Gewerbeimmobilien: Belebung am deutschen Investmentmarkt

Der Optimismus kehrt allmählich an den deutschen Immobilieninvestmentmarkt zurück. Angesichts vielfältiger Stützungsmaßnahmen in Form von Staatsgarantien, Rettungsaktionen für den angeschlagenen Bankensektor und für einen Teil der stark vom Export abhängigen deutschen Wirtschaft sowie ungewöhnlich schnell lancierter Konjunkturprogramme hat der Investmentmarkt für gewerbliche Immobilien im dritten Quartal 2009 mit mehr als 2,7 Milliarden Euro wieder deutlich an Dynamik gewonnen. Gegenüber dem Vorquartal bedeutet dies ein Plus von knapp 67 Prozent.

Insgesamt wurden laut dem Immobilienberatungsunternehmen CB Richard Ellis (CBRE) in den ersten neun Monaten des Jahres 2009 über 6 Milliarden Euro in Deutschland investiert, wobei hierfür im Wesentlichen einheimische Investoren wie offene Immobilienfonds, Spezialfonds und private Investoren mit einer breiten Eigenkapitalausstattung einstiegen. Die Anleger strahlen nach wie vor Zuversicht bezüglich der Stabilität der deutschen Wirtschaft im Allgemeinen und bezüglich des gewerblichen Immobiliensektors im Besonderen aus. Somit sieht CBRE für das Jahresendquartal und auch für die erste Jahreshälfte 2010 eine höhere Dynamik am deutschen Investmentmarkt.

„Wir erwarten deutlich mehr Transaktionen im vierten Quartal und vor allem in der ersten Jahreshälfte 2010“, erläutert Fabian Klein, Head of Investment bei CBRE in Deutschland, „wobei auch wieder zunehmend mit großvolumigen Deals zu rechnen ist. Insgesamt gehen wir von einem Investmentvolumen von rund 10 Milliarden Euro bis zum Jahresende 2009 aus. Der weiterhin hohe Anlagedruck bei institutionellen Investoren“.

Der Fokus lag im dritten Quartal bei den getätigten Investitionen weiterhin auf Core-Immobilien mit geringem Risikopotenzial. Die Investitionstätigkeit wird jedoch stark durch die geringe Produktverfügbarkeit erstklassiger Objekte in Toplagen limitiert, die beispielsweise an Mieter höchster Bonität voll vermietet sind und über lange Mietvertrags-Restlaufzeiten verfügen.

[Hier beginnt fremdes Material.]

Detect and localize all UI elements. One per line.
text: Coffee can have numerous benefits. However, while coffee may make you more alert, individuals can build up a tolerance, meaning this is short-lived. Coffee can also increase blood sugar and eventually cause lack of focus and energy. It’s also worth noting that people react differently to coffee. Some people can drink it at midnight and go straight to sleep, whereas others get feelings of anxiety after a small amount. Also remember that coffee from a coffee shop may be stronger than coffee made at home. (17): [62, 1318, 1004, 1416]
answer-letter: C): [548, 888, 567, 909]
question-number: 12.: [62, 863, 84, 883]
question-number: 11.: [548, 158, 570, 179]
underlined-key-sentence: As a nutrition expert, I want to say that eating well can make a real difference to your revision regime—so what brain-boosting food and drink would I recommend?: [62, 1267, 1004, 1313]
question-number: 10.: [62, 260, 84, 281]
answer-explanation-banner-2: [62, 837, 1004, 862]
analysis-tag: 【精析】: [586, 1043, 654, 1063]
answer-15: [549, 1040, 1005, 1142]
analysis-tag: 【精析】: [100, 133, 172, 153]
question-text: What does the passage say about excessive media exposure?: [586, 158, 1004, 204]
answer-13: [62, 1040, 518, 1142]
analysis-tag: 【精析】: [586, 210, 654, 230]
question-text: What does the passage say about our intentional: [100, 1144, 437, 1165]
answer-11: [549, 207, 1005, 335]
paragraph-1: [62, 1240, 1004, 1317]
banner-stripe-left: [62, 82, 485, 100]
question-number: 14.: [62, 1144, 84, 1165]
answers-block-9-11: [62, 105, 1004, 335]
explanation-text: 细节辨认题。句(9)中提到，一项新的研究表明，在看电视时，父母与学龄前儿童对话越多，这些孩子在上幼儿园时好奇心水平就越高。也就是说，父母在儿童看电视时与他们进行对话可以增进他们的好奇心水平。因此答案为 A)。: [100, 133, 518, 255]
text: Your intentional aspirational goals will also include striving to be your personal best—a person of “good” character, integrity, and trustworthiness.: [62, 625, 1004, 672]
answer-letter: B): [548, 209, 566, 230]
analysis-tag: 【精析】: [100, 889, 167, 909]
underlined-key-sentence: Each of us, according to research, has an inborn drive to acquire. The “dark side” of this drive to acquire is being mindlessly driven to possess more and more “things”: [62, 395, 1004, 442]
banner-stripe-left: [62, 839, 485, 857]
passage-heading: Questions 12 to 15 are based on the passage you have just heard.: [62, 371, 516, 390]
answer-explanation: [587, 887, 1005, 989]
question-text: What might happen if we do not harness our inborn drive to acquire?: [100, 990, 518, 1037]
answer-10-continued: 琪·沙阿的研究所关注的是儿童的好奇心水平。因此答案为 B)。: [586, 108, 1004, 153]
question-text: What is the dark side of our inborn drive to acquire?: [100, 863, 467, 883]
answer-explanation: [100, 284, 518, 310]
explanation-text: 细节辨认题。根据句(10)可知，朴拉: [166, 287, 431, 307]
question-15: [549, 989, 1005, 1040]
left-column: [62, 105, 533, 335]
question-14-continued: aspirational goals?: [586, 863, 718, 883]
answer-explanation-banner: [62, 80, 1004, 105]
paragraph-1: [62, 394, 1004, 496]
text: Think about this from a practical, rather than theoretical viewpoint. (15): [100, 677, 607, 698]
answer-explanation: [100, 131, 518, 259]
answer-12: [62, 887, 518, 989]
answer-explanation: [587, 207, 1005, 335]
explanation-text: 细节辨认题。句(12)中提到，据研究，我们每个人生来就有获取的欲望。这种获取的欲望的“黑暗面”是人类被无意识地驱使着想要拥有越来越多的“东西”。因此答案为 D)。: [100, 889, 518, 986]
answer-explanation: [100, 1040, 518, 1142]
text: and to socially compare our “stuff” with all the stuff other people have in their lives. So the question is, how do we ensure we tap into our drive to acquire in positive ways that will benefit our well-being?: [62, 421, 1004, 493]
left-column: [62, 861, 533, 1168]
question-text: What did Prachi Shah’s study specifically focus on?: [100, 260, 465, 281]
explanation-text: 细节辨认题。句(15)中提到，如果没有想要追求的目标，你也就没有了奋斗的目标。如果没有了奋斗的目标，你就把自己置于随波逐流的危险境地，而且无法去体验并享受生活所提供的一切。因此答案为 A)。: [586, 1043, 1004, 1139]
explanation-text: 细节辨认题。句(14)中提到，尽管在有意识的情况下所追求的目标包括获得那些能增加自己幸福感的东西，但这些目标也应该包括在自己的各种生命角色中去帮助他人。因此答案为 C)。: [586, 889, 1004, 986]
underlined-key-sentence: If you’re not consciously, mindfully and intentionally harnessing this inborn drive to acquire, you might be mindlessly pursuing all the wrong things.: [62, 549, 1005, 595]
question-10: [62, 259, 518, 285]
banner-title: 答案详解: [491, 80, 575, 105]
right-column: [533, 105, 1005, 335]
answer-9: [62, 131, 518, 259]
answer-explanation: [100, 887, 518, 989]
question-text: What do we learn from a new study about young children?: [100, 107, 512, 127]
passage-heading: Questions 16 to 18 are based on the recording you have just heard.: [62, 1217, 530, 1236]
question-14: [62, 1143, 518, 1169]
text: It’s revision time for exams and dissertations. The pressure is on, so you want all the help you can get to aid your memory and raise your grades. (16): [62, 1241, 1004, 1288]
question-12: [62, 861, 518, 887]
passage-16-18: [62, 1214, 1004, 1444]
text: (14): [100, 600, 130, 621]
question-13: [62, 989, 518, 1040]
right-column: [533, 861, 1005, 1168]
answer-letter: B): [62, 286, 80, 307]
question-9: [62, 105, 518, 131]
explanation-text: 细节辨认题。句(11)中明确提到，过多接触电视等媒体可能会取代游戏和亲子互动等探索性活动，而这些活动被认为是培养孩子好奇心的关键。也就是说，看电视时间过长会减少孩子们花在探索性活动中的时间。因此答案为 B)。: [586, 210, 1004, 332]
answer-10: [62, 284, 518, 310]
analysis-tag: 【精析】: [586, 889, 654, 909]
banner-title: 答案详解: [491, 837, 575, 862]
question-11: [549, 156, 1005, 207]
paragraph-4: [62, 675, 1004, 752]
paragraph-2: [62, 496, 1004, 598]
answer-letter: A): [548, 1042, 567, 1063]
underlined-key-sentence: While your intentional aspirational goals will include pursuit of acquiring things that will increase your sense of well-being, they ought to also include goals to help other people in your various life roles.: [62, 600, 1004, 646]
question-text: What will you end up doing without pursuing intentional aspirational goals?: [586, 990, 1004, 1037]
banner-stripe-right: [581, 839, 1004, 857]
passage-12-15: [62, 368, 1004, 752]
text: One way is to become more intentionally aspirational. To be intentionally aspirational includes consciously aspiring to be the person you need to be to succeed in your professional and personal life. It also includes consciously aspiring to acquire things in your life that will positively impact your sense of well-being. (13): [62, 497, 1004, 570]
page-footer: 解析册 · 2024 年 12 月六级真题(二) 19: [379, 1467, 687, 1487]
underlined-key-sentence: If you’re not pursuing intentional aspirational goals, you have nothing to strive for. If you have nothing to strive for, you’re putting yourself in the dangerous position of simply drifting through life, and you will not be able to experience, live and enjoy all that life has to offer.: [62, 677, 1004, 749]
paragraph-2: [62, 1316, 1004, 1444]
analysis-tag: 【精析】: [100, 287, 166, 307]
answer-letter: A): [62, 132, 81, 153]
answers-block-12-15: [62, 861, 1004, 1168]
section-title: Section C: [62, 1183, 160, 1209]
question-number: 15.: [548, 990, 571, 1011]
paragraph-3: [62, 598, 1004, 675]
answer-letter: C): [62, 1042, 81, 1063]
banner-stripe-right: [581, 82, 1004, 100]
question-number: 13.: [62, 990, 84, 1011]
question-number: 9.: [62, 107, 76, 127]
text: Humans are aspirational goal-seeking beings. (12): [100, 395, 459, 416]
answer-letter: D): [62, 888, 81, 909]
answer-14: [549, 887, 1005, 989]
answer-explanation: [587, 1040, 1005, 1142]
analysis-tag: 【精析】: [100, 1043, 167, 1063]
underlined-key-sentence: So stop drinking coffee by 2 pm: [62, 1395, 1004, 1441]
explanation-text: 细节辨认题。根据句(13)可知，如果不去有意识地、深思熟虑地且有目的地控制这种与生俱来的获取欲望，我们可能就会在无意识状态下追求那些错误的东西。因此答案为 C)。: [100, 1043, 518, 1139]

Geht es rein nach der Nutzungsart, so konzentrierte sich die Nachfrage im dritten Quartal auf Einzelhandelsimmobilien. Hier wurde mit 1,23 Milliarden Euro etwas mehr als in Büroobjekte investiert (1,15 Milliarden Euro), was u. a. aus den Käufen des „Mercado“-Einkaufszentrums in Hamburg-Altona, des projektierten Einkaufszentrums „Neues Thier-Areal“ in Dortmund und „Die Mitte“ in Berlin resultiert. Zu den Topdeals gehört auch der Verkauf der „Lenbach-Gärten“ in München für rund 200 Millionen Euro.

„Neben Investments in die drei klassischen Nutzungsarten registrieren wir auch ein sehr großes Interesse an Wohnungsportfolios mit gewerblicher Ankaufstruktur“, so Fabian Klein, „bei Investitionen in dieser Assetklasse sind auch Banken zumindest eher bereit, die Finanzierung zu stellen.“

Die aktuellen Zahlen zeigen die Attraktivität der Topmärkte. Mit über einer Milliarde Euro in den bisherigen drei Quartalen steht vor allem München im Fokus der Investoren. Neben diesen Investitionen wurden in der bayrischen Landeshauptstadt rund 250 Millionen Euro im Rahmen von gewerblichen Transaktionen mit wohnwirtschaftlichem Schwerpunkt angelegt. An zweiter Stelle folgt Berlin mit Investitionen in gewerbliche Immobilien in Höhe von 849 Millionen Euro. Darüber hinaus wurden in der Hauptstadt allein im Rahmen von Portfoliotransaktionen 425 Millionen Euro in Wohnimmobilien investiert. An dritter Stelle folgt Hamburg mit einem Investitionsvolumen in Höhe von 743 Millionen Euro. Mit rund 426 Millionen Euro waren die Aktivitäten am Frankfurter Investmentmarkt in den vergangenen neuen Monaten dagegen sehr verhalten.